La maison de Juana et Edison est assez remarquable, Art Nouveau 1930, beaucoup d'art chinois (le grand-père de Juana était un célèbre cinéaste à Canton), belles sculptures et tableaux d'inspiration nativos d'Iquitos, belle chaise à bascule en bois du grand-père chinois où je me suis assis pour une nouvelle photo. Tous ces beaux objets exotiques pour nous, jouxtant des étoiles de David, plusieurs Menorah, et à l'entrée, une grande mezuza dorée.



Avant de quitter la maison, nous avons eu le plaisir d'écouter un mini récital de piano de Naysha, la plus jeune des filles de Juana et Edison.

Le lendemain, retour à Lima-la-Grise. Comme lorsque nous l'avons quittée, une sorte de vapeur couvre la ville, le ciel est uniformément gris. D'après Michel Tapiéro, l'été c'est pareil, avec de temps en temps un peu de soleil qui perce (Herman Melville considère Lima comme "la ville la plus triste du monde").

Pour notre dernière soirée, nous avions prévu de revoir Ariel l'historien, Carmen et son mari, l'autre branche de la famille qui nous avaient reçus chez eux à notre arrivée. Michel s'est occupé de nous réserver un bon restaurant où nous nous retrouverions tous (Carmen et son mari Ruben, Ariel, sa copine, et bien sûr Michel et sa femme Pitty).
Il a été pour nous un véritable ange de gentillesse, il nous a envoyé un chauffeur à l'aéroport, nous a réservé un meilleur hôtel, particulièrement charmant, dans le même quartier de Miraflorès où il a son bureau.
Arrivés à l'hôtel en milieu d'après-midi, nous avons vite déjeuné sur place puis sommes partis faire quelques achats dans un quartier (indiqué par Michel) pas très loin où se trouvent plusieurs marchés : Indien, Inca, Péruvien, etc.
C'est incroyable la variété de tissus très colorés, de statuettes incas en céramique, en bois, en pierre, d'objets venus des tribus de nativos, de bijoux élaborés, de fourrures en alpaca (l'alpaga est un mélange d'alpaca et d'autres fibres), etc. Le tourisme marche bien et les magasins sont bondés.
Revenus à l'hôtel, un message de Juana nous donnait rendez-vous à 19 h dans l'appartement d'une amie juste en face du grand centre commercial (genre Polygone Riviéra) Larcomar que nous connaissions bien pour y être allés lors de nos premiers jours à Lima.
Et nous voilà repartis pour un très bel immeuble avec grandes baies vitrées ouvertes sur la mer au huitième étage.

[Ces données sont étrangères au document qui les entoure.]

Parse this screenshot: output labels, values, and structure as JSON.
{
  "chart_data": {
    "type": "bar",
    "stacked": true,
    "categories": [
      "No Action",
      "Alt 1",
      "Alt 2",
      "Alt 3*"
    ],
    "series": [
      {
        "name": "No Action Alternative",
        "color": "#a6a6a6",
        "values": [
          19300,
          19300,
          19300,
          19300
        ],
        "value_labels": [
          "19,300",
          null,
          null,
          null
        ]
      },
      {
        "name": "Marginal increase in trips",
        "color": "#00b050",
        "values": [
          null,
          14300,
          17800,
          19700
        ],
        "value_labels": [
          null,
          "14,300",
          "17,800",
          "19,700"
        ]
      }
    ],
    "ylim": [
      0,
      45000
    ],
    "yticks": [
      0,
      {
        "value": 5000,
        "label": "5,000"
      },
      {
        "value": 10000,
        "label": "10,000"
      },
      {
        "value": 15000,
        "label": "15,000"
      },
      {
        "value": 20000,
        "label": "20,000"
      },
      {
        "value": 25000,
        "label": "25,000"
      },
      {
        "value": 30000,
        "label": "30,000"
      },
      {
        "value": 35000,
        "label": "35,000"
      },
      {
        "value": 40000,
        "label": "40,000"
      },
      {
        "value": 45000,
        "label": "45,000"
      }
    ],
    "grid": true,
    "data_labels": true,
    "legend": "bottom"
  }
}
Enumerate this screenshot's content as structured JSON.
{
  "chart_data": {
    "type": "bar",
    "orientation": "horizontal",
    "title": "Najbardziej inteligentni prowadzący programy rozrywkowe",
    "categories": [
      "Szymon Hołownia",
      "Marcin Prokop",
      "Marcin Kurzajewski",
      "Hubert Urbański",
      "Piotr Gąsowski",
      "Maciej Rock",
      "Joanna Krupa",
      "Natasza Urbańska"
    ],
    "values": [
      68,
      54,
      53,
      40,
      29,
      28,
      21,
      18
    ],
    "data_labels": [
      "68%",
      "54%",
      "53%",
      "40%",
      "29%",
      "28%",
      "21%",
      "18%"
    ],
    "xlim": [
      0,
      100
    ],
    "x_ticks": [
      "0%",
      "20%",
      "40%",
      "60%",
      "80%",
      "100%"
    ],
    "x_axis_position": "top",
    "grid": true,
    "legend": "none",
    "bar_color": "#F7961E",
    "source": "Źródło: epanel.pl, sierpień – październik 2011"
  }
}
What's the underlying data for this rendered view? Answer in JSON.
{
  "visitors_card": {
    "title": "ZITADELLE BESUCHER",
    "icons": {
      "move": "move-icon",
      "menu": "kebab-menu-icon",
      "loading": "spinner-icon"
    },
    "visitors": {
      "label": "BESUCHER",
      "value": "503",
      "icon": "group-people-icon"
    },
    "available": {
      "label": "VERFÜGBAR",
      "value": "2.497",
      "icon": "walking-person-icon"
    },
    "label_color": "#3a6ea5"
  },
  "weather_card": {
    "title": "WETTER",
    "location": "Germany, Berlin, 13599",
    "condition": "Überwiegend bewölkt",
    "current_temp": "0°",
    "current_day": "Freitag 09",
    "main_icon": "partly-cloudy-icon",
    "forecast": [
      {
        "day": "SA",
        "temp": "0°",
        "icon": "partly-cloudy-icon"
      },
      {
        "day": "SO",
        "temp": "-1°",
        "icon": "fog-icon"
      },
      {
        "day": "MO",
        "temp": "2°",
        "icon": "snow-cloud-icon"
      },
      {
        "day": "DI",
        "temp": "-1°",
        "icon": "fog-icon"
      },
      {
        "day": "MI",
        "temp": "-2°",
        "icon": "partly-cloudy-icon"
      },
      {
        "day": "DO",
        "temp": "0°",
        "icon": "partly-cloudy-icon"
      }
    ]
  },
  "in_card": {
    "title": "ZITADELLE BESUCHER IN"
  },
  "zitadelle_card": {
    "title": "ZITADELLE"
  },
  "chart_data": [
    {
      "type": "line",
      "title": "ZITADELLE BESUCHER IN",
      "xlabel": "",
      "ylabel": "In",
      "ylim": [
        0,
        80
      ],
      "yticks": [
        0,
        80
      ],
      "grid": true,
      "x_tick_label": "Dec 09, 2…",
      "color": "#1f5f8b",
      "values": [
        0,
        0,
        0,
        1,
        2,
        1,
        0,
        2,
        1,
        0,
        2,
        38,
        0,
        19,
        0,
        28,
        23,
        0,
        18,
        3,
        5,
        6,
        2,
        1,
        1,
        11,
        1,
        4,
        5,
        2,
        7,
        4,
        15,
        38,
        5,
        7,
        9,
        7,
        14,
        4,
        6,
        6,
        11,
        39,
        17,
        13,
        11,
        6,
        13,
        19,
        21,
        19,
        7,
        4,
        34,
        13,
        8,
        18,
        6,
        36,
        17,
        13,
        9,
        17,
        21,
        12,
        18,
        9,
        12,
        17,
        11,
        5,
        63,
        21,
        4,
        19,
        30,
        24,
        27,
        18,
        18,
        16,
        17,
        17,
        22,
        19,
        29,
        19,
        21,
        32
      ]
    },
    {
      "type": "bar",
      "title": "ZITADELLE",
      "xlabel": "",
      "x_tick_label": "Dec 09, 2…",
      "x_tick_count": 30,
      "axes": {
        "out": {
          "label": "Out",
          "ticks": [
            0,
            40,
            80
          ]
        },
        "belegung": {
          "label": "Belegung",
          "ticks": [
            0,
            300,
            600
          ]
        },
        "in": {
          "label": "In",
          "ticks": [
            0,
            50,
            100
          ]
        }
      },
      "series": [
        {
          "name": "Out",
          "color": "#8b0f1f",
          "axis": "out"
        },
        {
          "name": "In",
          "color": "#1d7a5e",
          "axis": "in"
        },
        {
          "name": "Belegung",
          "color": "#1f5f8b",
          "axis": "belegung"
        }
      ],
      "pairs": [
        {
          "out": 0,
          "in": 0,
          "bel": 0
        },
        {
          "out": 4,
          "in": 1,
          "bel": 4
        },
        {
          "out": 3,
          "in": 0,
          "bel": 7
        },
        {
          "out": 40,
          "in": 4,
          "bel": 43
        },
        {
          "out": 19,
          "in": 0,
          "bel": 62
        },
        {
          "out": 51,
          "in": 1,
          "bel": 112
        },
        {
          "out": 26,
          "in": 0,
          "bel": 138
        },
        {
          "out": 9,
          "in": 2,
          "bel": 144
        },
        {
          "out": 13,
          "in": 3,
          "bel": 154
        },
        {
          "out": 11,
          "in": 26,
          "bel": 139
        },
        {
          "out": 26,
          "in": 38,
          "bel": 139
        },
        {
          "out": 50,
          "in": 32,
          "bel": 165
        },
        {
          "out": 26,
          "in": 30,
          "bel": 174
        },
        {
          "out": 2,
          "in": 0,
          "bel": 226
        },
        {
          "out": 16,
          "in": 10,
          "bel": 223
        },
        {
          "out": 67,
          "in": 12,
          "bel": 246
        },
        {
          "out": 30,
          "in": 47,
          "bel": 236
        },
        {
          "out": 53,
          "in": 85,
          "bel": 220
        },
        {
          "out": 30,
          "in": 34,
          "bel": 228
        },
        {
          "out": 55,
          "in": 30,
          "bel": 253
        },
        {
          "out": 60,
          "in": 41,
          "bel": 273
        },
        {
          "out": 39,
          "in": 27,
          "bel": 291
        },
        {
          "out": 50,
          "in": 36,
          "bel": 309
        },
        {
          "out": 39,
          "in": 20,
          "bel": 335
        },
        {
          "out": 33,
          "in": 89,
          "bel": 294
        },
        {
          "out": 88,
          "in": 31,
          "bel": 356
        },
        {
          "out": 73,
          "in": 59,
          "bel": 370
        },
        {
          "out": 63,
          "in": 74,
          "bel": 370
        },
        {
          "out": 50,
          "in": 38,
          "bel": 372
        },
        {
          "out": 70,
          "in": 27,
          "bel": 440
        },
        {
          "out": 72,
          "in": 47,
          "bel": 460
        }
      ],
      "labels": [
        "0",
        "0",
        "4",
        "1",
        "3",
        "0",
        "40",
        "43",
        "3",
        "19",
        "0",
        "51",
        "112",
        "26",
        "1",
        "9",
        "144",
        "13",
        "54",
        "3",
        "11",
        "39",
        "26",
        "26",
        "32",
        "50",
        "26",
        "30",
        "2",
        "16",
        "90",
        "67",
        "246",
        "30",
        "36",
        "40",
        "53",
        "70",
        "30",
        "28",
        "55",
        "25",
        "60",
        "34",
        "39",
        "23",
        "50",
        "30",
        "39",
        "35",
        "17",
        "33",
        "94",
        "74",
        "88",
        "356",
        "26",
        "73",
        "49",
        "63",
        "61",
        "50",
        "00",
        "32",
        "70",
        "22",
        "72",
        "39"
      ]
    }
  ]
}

Accueillis par Edison, Juana et son amie Roxana, très sympa et parlant anglais (ce qui a grandement facilité la communication avec Juana et Edison qui ne parlent qu'espagnol).
Nouvelle séance photo, nouveaux cadeaux (on ne m'en a jamais fait autant), le dernier en date, un chapeau offert par Edison (qui me va pas mal). Je l'ai porté toute la soirée à Larcomar où nous sommes allés manger ensuite : poulet rôti, antichucos (brochettes) avec les chicharos, beignets dont ils raffolent pour dessert.
Juana et Edison repartaient le soir même pour Trujillo en car pullman (Juana le préfère à l'avion).
Adieux affectueux et bien sûr des : "revenez vite, notre maison vous attend", etc.
Moi qui n'avait pratiquement pas de famille du côté de mon père fils unique, je me retrouve avec une nouvelle et grande famille particulièrement chaleureuse. Ce qui me fait penser que depuis la mort de ma mère, de mes tantes et de mes oncles, le peu de famille qui me reste s'est dilué considérablement.

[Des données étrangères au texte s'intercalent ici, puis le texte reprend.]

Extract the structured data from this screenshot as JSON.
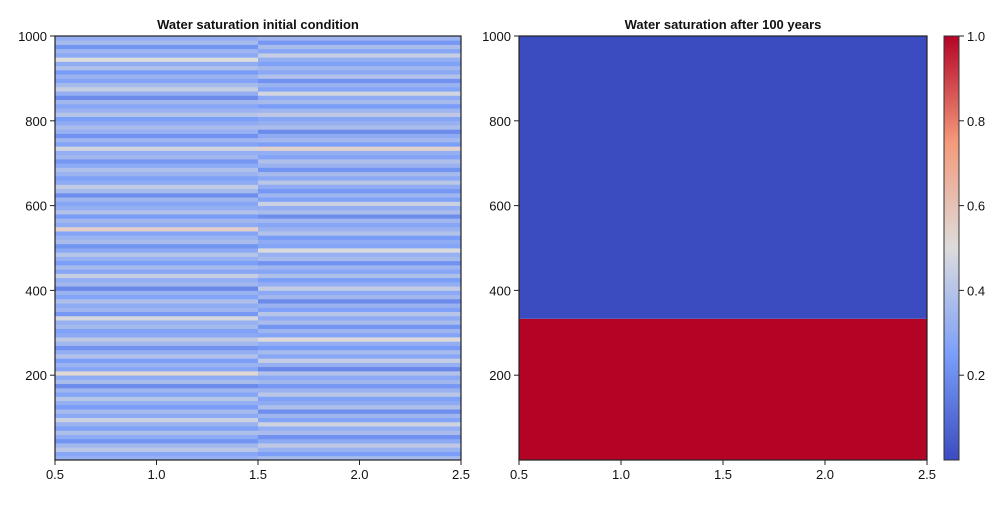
{
  "chart_data": [
    {
      "type": "heatmap",
      "title": "Water saturation initial condition",
      "xlabel": "",
      "ylabel": "",
      "xlim": [
        0.5,
        2.5
      ],
      "ylim": [
        0,
        1000
      ],
      "xticks": [
        "0.5",
        "1.0",
        "1.5",
        "2.0",
        "2.5"
      ],
      "yticks": [
        "200",
        "400",
        "600",
        "800",
        "1000"
      ],
      "x_columns": [
        1,
        2
      ],
      "values": [
        [
          0.32,
          0.28,
          0.41,
          0.35,
          0.22,
          0.3,
          0.38,
          0.26,
          0.33,
          0.45,
          0.29,
          0.36,
          0.24,
          0.31,
          0.4,
          0.27,
          0.34,
          0.19,
          0.37,
          0.3,
          0.52,
          0.28,
          0.33,
          0.25,
          0.39,
          0.31,
          0.21,
          0.35,
          0.42,
          0.29,
          0.26,
          0.36,
          0.32,
          0.48,
          0.23,
          0.34,
          0.3,
          0.38,
          0.27,
          0.33,
          0.18,
          0.35,
          0.31,
          0.44,
          0.28,
          0.36,
          0.25,
          0.32,
          0.4,
          0.29,
          0.22,
          0.37,
          0.33,
          0.27,
          0.55,
          0.3,
          0.35,
          0.24,
          0.39,
          0.31,
          0.28,
          0.34,
          0.2,
          0.36,
          0.43,
          0.3,
          0.26,
          0.33,
          0.38,
          0.29,
          0.23,
          0.35,
          0.31,
          0.47,
          0.27,
          0.34,
          0.21,
          0.32,
          0.37,
          0.3,
          0.25,
          0.4,
          0.33,
          0.28,
          0.35,
          0.19,
          0.31,
          0.44,
          0.36,
          0.27,
          0.33,
          0.24,
          0.38,
          0.3,
          0.5,
          0.29,
          0.34,
          0.22,
          0.36,
          0.31
        ],
        [
          0.36,
          0.25,
          0.33,
          0.42,
          0.29,
          0.21,
          0.37,
          0.31,
          0.46,
          0.27,
          0.34,
          0.2,
          0.38,
          0.3,
          0.26,
          0.41,
          0.33,
          0.23,
          0.35,
          0.29,
          0.39,
          0.18,
          0.32,
          0.44,
          0.28,
          0.36,
          0.24,
          0.31,
          0.51,
          0.27,
          0.34,
          0.22,
          0.37,
          0.3,
          0.4,
          0.26,
          0.33,
          0.19,
          0.35,
          0.29,
          0.43,
          0.31,
          0.25,
          0.38,
          0.28,
          0.34,
          0.21,
          0.36,
          0.32,
          0.49,
          0.27,
          0.3,
          0.24,
          0.39,
          0.33,
          0.28,
          0.35,
          0.2,
          0.37,
          0.31,
          0.45,
          0.26,
          0.34,
          0.23,
          0.3,
          0.41,
          0.29,
          0.36,
          0.22,
          0.33,
          0.38,
          0.27,
          0.31,
          0.54,
          0.25,
          0.35,
          0.3,
          0.19,
          0.37,
          0.32,
          0.28,
          0.42,
          0.34,
          0.24,
          0.36,
          0.3,
          0.47,
          0.27,
          0.33,
          0.21,
          0.39,
          0.29,
          0.35,
          0.26,
          0.31,
          0.44,
          0.28,
          0.37,
          0.23,
          0.34
        ]
      ]
    },
    {
      "type": "heatmap",
      "title": "Water saturation after 100 years",
      "xlabel": "",
      "ylabel": "",
      "xlim": [
        0.5,
        2.5
      ],
      "ylim": [
        0,
        1000
      ],
      "xticks": [
        "0.5",
        "1.0",
        "1.5",
        "2.0",
        "2.5"
      ],
      "yticks": [
        "200",
        "400",
        "600",
        "800",
        "1000"
      ],
      "regions": [
        {
          "y_from": 0,
          "y_to": 333,
          "value": 1.0
        },
        {
          "y_from": 333,
          "y_to": 1000,
          "value": 0.0
        }
      ]
    }
  ],
  "colorbar": {
    "colormap": "coolwarm",
    "range": [
      0,
      1
    ],
    "ticks": [
      "0.2",
      "0.4",
      "0.6",
      "0.8",
      "1.0"
    ],
    "stops": [
      "#3b4cc0",
      "#7b9ff9",
      "#dddcdc",
      "#f49a7b",
      "#b40426"
    ]
  }
}
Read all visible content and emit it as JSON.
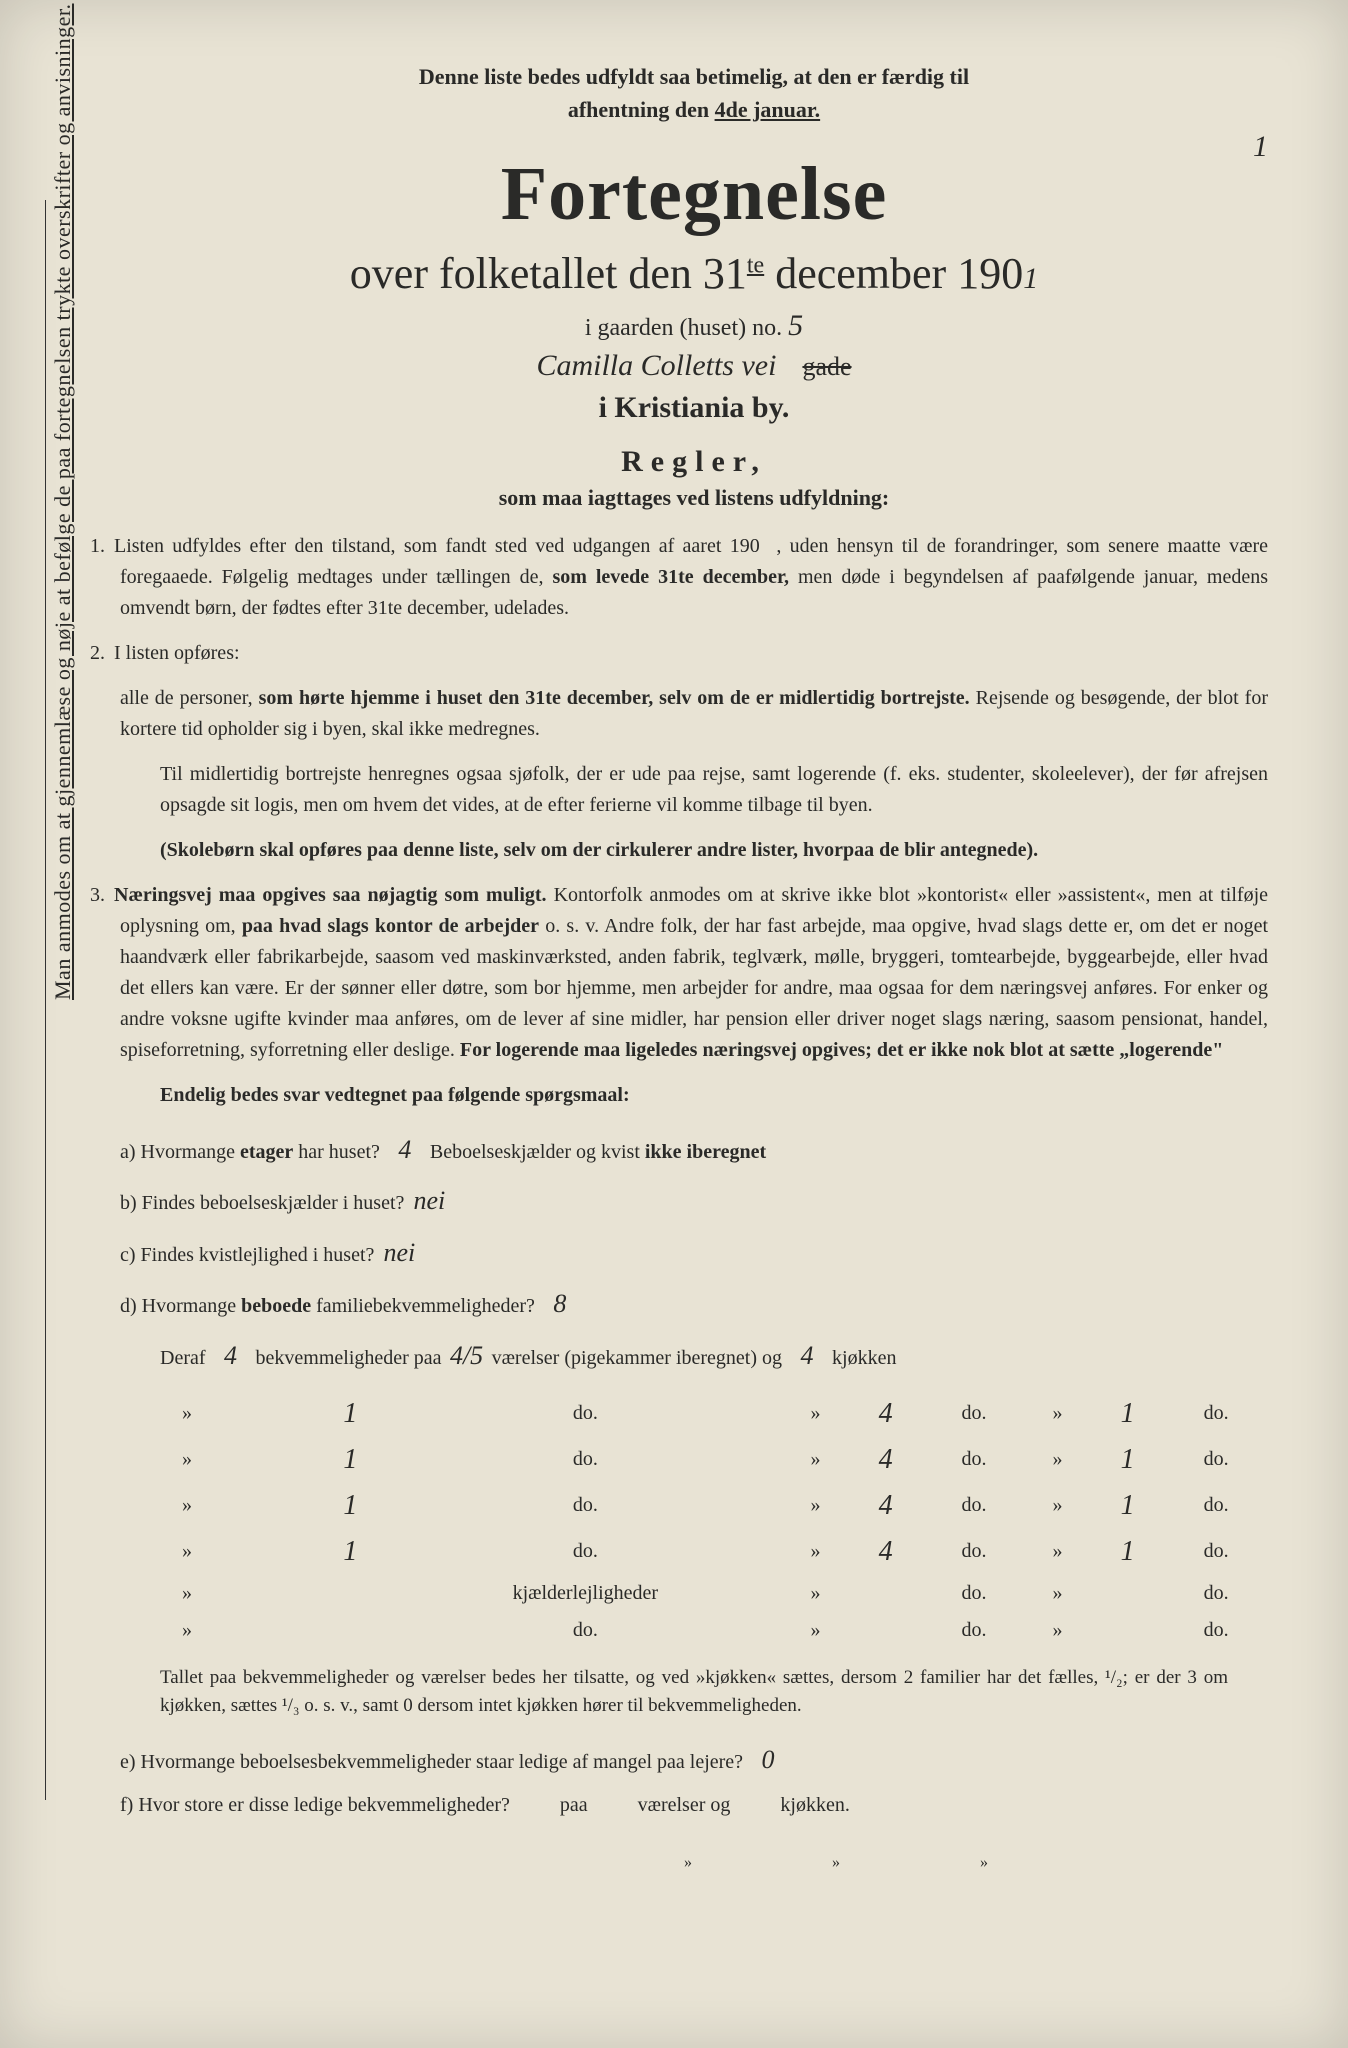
{
  "side_note": "Man anmodes om at gjennemlæse og nøje at befølge de paa fortegnelsen trykte overskrifter og anvisninger.",
  "top_note_line1": "Denne liste bedes udfyldt saa betimelig, at den er færdig til",
  "top_note_line2_a": "afhentning den ",
  "top_note_line2_b": "4de januar.",
  "page_number": "1",
  "title": "Fortegnelse",
  "subtitle_a": "over folketallet den 31",
  "subtitle_sup": "te",
  "subtitle_b": " december 190",
  "year_hw": "1",
  "gaarden_label": "i gaarden (huset) no.",
  "gaarden_no": "5",
  "street_hw": "Camilla Colletts vei",
  "street_print": "gade",
  "city": "i Kristiania by.",
  "regler_head": "Regler,",
  "regler_sub": "som maa iagttages ved listens udfyldning:",
  "rule1": "Listen udfyldes efter den tilstand, som fandt sted ved udgangen af aaret 190   , uden hensyn til de forandringer, som senere maatte være foregaaede. Følgelig medtages under tællingen de, som levede 31te december, men døde i begyndelsen af paafølgende januar, medens omvendt børn, der fødtes efter 31te december, udelades.",
  "rule2a": "I listen opføres:",
  "rule2b": "alle de personer, som hørte hjemme i huset den 31te december, selv om de er midlertidig bortrejste. Rejsende og besøgende, der blot for kortere tid opholder sig i byen, skal ikke medregnes.",
  "rule2c": "Til midlertidig bortrejste henregnes ogsaa sjøfolk, der er ude paa rejse, samt logerende (f. eks. studenter, skoleelever), der før afrejsen opsagde sit logis, men om hvem det vides, at de efter ferierne vil komme tilbage til byen.",
  "rule2d": "(Skolebørn skal opføres paa denne liste, selv om der cirkulerer andre lister, hvorpaa de blir antegnede).",
  "rule3": "Næringsvej maa opgives saa nøjagtig som muligt. Kontorfolk anmodes om at skrive ikke blot »kontorist« eller »assistent«, men at tilføje oplysning om, paa hvad slags kontor de arbejder o. s. v. Andre folk, der har fast arbejde, maa opgive, hvad slags dette er, om det er noget haandværk eller fabrikarbejde, saasom ved maskinværksted, anden fabrik, teglværk, mølle, bryggeri, tomtearbejde, byggearbejde, eller hvad det ellers kan være. Er der sønner eller døtre, som bor hjemme, men arbejder for andre, maa ogsaa for dem næringsvej anføres. For enker og andre voksne ugifte kvinder maa anføres, om de lever af sine midler, har pension eller driver noget slags næring, saasom pensionat, handel, spiseforretning, syforretning eller deslige. For logerende maa ligeledes næringsvej opgives; det er ikke nok blot at sætte „logerende\"",
  "endelig": "Endelig bedes svar vedtegnet paa følgende spørgsmaal:",
  "qa_label": "a) Hvormange etager har huset?",
  "qa_hw": "4",
  "qa_tail": "Beboelseskjælder og kvist ikke iberegnet",
  "qb_label": "b) Findes beboelseskjælder i huset?",
  "qb_hw": "nei",
  "qc_label": "c) Findes kvistlejlighed i huset?",
  "qc_hw": "nei",
  "qd_label": "d) Hvormange beboede familiebekvemmeligheder?",
  "qd_hw": "8",
  "deraf_label_a": "Deraf",
  "deraf_hw1": "4",
  "deraf_label_b": "bekvemmeligheder paa",
  "deraf_hw2": "4/5",
  "deraf_label_c": "værelser (pigekammer iberegnet) og",
  "deraf_hw3": "4",
  "deraf_label_d": "kjøkken",
  "room_rows": [
    {
      "a": "1",
      "b": "4",
      "c": "1"
    },
    {
      "a": "1",
      "b": "4",
      "c": "1"
    },
    {
      "a": "1",
      "b": "4",
      "c": "1"
    },
    {
      "a": "1",
      "b": "4",
      "c": "1"
    }
  ],
  "kjaelder_label": "kjælderlejligheder",
  "do": "do.",
  "tallet": "Tallet paa bekvemmeligheder og værelser bedes her tilsatte, og ved »kjøkken« sættes, dersom 2 familier har det fælles, ¹/₂; er der 3 om kjøkken, sættes ¹/₃ o. s. v., samt 0 dersom intet kjøkken hører til bekvemmeligheden.",
  "qe_label": "e) Hvormange beboelsesbekvemmeligheder staar ledige af mangel paa lejere?",
  "qe_hw": "0",
  "qf_label": "f) Hvor store er disse ledige bekvemmeligheder?",
  "qf_paa": "paa",
  "qf_vaer": "værelser og",
  "qf_kj": "kjøkken."
}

Le lendemain, notre avant-dernière journée et dernière soirée au Pérou. Encore quelques courses, puis Michel vient nous prendre pour le dîner. Circulation toujours folle dans cette ville où la notion de code de la route n'existe quasiment pas (seuls les feux rouges sont à peu près respectés).
Nous arrivons au beau restaurant choisi par Michel où nous attendent déjà Carmen et mon cousin Ruben. Nous nous retrouvons avec plaisir. Carmen a suivi de près mes chroniques et m'a sans cesse envoyé de gentils mots d'encouragements sur fb. Elle a bien compris ma quête romantique d'autant que c'est elle qui l'a initiée il y a aujourd'hui trente ans en rencontrant Brigitte Amiel à Jérusalem. Elle et son mari nous montrent une très grande affection et j'ai encore droit à un joli cadeau (une étoile de David en argent).

Ariel arrive avec sa jolie copine et nous passons une joyeuse soirée en anglais, espagnol et français...
Séances de photos à table, puis debout. Ariel, Michel et sa femme Pitty semblent bien s'entendre avec Carmen et son mari, ils se reverront... Carmen a vu Ariel à la télé il y a quelques semaines, il va lui envoyer son livre. J'ai aussi longuement discuté avec elle, je lui ai raconté la soirée à Trujillo avec la grande famille sympathique issu de Moses et aussi celle de la veille avec Juana. Mon rôle de primo était bien rempli.

Nous sous sommes quittés en nous promettant de rester en contact et de nous revoir.
Le dernier jour avant de prendre l'avion, Michel est venu nous récupérer pour déjeuner ensemble dans son bureau, en fait, une jolie petite maison à deux étages couverte de boiseries. Son ONG canadienne travaille sur des projets miniers au Pérou et il y règne une bonne atmosphère de travail. Nous avons sympathisé avec ses collaboratrices au cours du déjeuner avant de prendre, un peu excités, le taxi pour l'aéroport.

Voici close momentanément cette aventure. Danielle et moi sommes heureux d'avoir vécu tout cela : un grand voyage chez les Incas, une virée dans la jungle et des retrouvailles familiales...
Avec toutes les photos, films et documents, il me reste à écrire un livre et un film....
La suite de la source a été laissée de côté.